Chronic Wasting Disease has spread rapidly through the Wisconsin deer herd, but most hunters disregard public health warnings to test venison before eating it. The disease prions haven't been found to cross the species line to humans. Above, a white-tailed deer walks in the woods in Waushara County.

The Kansas Department of Agriculture confirmed a case of Chronic Wasting Disease (CWD) in a captive cervid herd in Osage County, Kansas, and is working with the Kansas Department of Wildlife, Parks and Tourism to mitigate risk to the captive cervid industry as well as the local wild deer population in the area, the department announced July 14.

Though CWD has been detected in wild deer populations in many western Kansas counties, this is the first documented positive case in eastern Kansas and the first in a captive herd since 2001.

CWD is an infectious, degenerative disease of animals in the family cervidae (elk, deer, and moose) that impacts the animal’s brain cells, ultimately causing death. Only animals in the family cervidae are susceptible to CWD. Currently, there is no evidence that CWD poses a threat to humans.

The CWD-infected animal was born and raised on the premises in Osage County where it was tested after being euthanized in late June. The affected premises has been placed under quarantine, and tracing and surveillance are underway on all animals which have moved into or out of this captive cervid herd in the last five years.

The state wildlife department will conduct additional surveillance of CWD in Osage County as part of the agency’s annual testing of wild deer taken during hunting seasons, and through a three-year, statewide research project set to begin this fall.
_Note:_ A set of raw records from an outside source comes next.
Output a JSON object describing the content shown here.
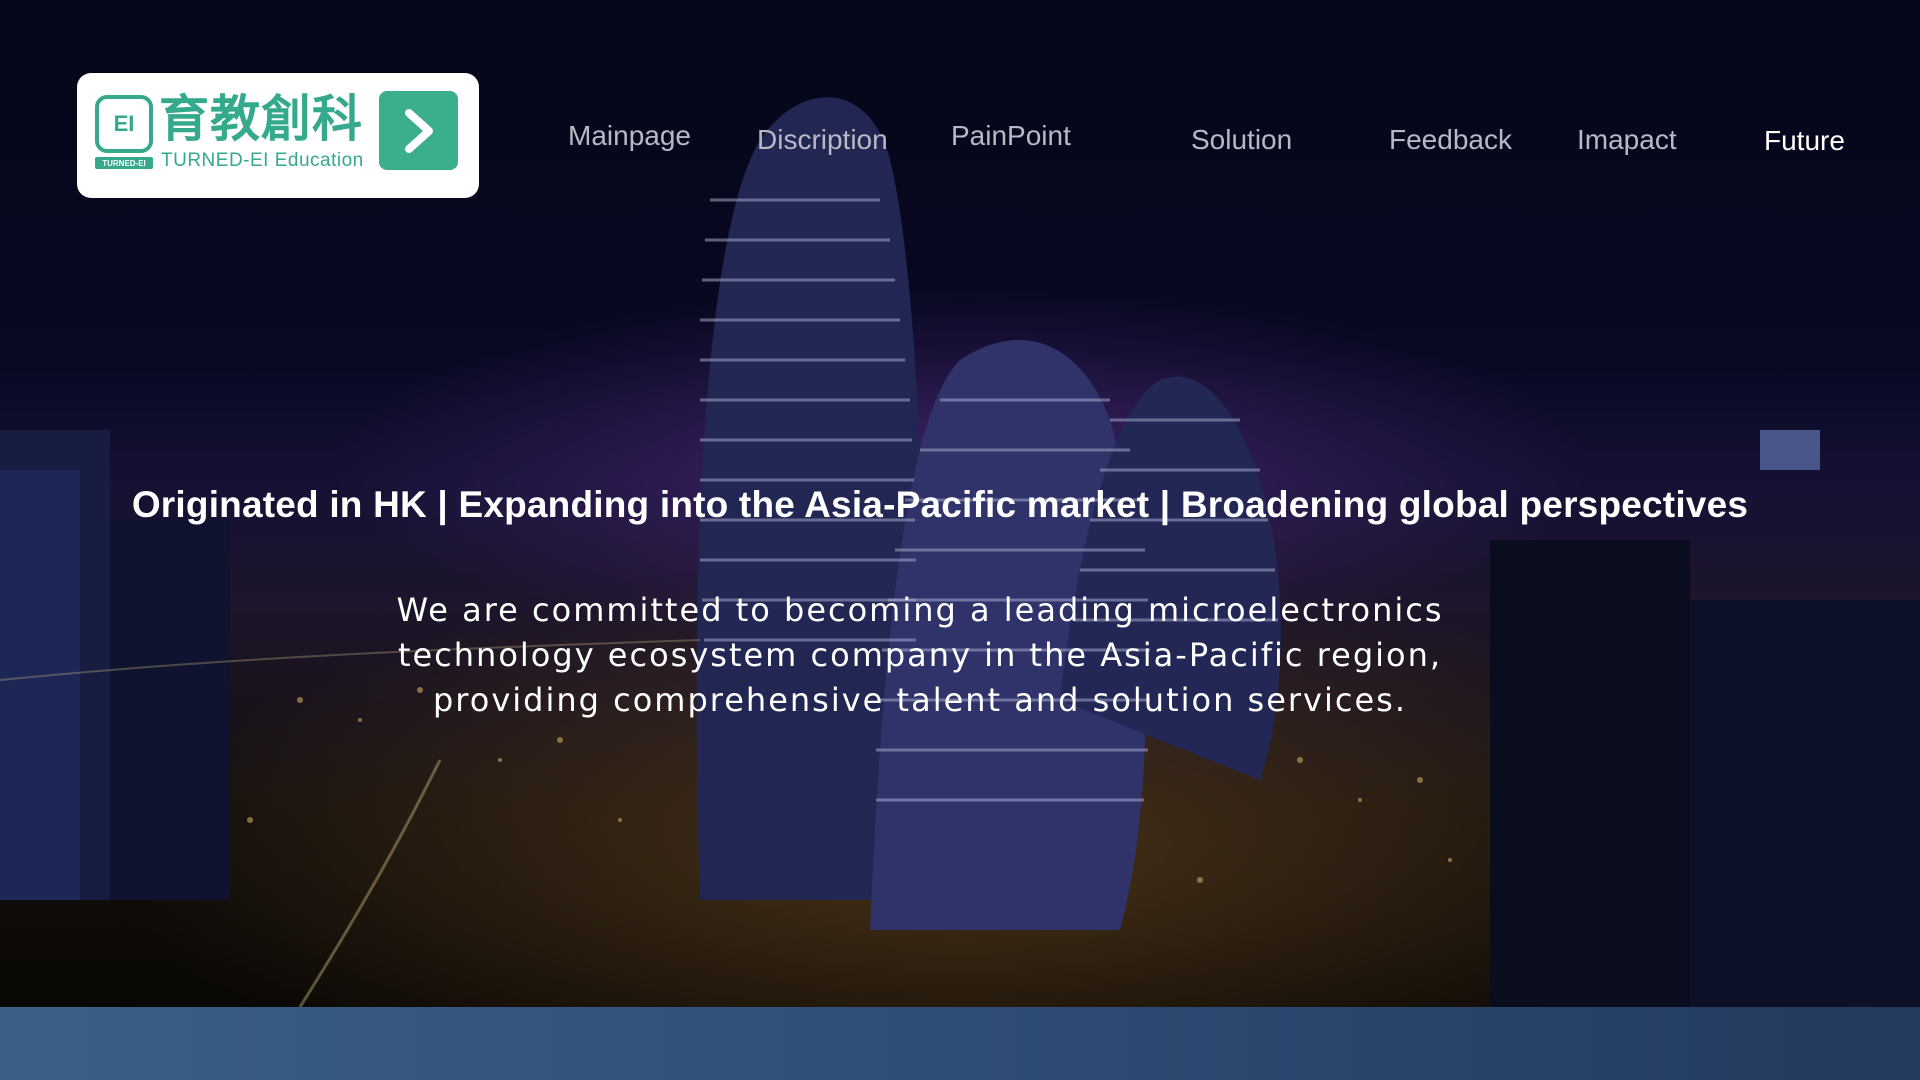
{
  "logo": {
    "chinese_name": "育教創科",
    "english_name": "TURNED-EI Education",
    "mark_text": "EI",
    "mark_sub_text": "TURNED-EI",
    "arrow_icon": "chevron-right-icon",
    "accent_color": "#35a98c"
  },
  "nav": {
    "items": [
      {
        "label": "Mainpage"
      },
      {
        "label": "Discription"
      },
      {
        "label": "PainPoint"
      },
      {
        "label": "Solution"
      },
      {
        "label": "Feedback"
      },
      {
        "label": "Imapact"
      },
      {
        "label": "Future"
      }
    ],
    "active": "Future"
  },
  "hero": {
    "headline": "Originated in HK | Expanding into the Asia-Pacific market | Broadening global perspectives",
    "body": "We are committed to becoming a leading microelectronics technology ecosystem company in the Asia-Pacific region, providing comprehensive talent and solution services."
  }
}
The data will be developed into CWD risk assessment maps and future surveillance, prevention, management and regulatory efforts.

Owners of captive cervid herds in Kansas are encouraged to participate in KDA’s CWD Herd Certification Program. This program provides increased oversight via annual inventory reconciliation, identification of all cervids over one year of age on the premises, and CWD testing for all animal mortalities.

Though certification is voluntary, only operations that have been CWD-certified for at least five years may legally move animals interstate. The infected Osage County animal was in a CWD-certified herd which had not received any animals from any operations that did not have equal or greater certification status.